No, I want to turn OFF the lights and have the sensor sealed. I am using the noise in the sensors as the signal. I even asked some large observatories that have gigapixel cameras if I can get them to gather their noise data while observing, and then use it for this type of imaging. Or run the cameras when they are not using it, but covered and only using the noise in the sensors. The reason you can use a camera (covered and shielded) or any optical sensor is that the noise at these low frequencies is not easy to shield. But it carries high frequency noise that can be used for global correlations. I have found about 40 types of sensors. I even checked the noise in neutron statistics because that can be tuned to follow these kinds of low center frequency, high sampling rate noise signals. I studied statistical mechanics and thermodynamics, electrodynamics, quantum mechanics, and quantum chemistry before I decided to focus on gravitational detection. And found that all the sensors use the same mathematics and assumptions at the core. It has been a long process but I understand it well, and want to test a few simple things like “Can I use the noise in everyday sensors” to track the sun and moon and image their interiors at cubic kilometer resolution?”

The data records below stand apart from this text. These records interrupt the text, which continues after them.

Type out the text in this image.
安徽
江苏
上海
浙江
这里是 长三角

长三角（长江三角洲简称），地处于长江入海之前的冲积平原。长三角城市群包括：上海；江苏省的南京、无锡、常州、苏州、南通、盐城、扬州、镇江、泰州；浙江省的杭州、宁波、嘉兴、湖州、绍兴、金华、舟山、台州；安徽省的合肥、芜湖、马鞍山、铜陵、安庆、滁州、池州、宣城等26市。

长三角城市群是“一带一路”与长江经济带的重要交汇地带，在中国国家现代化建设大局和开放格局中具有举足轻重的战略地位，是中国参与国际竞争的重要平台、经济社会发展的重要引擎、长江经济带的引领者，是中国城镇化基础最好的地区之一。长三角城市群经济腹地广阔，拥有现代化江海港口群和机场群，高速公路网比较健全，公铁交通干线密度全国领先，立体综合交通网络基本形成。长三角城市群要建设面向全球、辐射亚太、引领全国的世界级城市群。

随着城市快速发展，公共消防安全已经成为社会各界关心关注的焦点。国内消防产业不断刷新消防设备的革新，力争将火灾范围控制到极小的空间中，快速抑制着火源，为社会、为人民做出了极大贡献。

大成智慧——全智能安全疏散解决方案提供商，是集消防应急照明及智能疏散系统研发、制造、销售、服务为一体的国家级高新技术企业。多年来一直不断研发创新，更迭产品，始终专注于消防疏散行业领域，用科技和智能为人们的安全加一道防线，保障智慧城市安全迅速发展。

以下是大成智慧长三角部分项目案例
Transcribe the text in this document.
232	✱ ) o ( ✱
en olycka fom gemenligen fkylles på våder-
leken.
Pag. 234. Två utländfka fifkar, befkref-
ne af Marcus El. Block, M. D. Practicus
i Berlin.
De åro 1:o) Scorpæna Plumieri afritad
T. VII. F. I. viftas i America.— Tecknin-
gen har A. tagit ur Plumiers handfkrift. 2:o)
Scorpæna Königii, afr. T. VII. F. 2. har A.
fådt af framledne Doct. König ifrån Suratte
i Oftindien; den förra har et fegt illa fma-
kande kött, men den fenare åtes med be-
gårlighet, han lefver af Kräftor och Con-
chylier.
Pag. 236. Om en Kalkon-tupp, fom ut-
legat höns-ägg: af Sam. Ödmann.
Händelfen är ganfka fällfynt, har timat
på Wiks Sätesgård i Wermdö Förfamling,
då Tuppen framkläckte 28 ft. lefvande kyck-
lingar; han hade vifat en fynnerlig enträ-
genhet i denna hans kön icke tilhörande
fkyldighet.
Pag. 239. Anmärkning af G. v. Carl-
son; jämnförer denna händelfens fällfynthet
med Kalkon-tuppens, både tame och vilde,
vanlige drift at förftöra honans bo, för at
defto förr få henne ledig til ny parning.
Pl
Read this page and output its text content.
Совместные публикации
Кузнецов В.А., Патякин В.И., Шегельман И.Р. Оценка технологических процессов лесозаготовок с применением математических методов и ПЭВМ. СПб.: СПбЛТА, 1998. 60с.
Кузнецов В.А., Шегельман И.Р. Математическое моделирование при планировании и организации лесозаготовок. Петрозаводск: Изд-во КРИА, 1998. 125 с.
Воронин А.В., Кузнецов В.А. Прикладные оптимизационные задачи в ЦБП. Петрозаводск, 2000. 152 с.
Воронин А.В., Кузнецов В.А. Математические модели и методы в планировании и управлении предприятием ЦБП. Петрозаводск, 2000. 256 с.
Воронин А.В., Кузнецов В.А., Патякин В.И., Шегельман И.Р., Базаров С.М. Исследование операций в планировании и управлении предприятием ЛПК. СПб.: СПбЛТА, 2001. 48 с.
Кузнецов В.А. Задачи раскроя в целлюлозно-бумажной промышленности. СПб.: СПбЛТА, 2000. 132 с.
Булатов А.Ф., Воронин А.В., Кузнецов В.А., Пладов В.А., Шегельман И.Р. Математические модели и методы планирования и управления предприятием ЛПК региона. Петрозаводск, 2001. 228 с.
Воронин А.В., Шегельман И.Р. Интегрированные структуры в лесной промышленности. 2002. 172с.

Yes, the camera dark current is pretty well studied. but the newer cameras are fiddling with the data and making arbitrary (freshman) algorithms to make it look pretty for people taking selfies. The CIS/CCD linear arrays seem to allow raw data collection, that is part of why I wanted to try them. For ten years or so, I have run many low cost cameras and gathered data, but for geometry, I thought these large sensor would have some advantages, and have to see the data itself to work out the best algorithms and practices.
I see 16 bit CIS and CCD arrays that are up to a meter in length, at 1200 DPI and can run at 300,000 lines per second (250 inches per second, 6.35 meters per second) But I see it as 2.99782458E8/300000 = 999.308193 meter resolution (1 km resolution) for imaging using noise from the sensors. The sun and moon move slowly, but I can use them to test and improve. My first target after that is the atmosphere and ocean for global climate change. When I worked for Phillips Petroleum I worked on global climate change, alternative fuels, hydrogen economy, CNG, LNG, clean air, US and global fleet emissions, methane polymerization and other things. When I worked for the Federal Transit Administration, I worked on magnetic levitation trains, CNG, LNG and alternative fuels. I remember most everything I read, see or think about. So I can use most all those methods in any combinations.
I sometimes wish I had not skipped my undergraduate Electronics Lab to take graduate quantum mechanics and electrodynamics. So I have really good theory and organizational methods, but cannot wire circuits. If I force myself, I can do all the math and modeling, but it is frustrating because there are lots of people way better at that that I can help on things they don’t know. That is what collaboration is about. Just hard to do through these clumsy Internet sites, that ought to know better and pitch in and help everyone.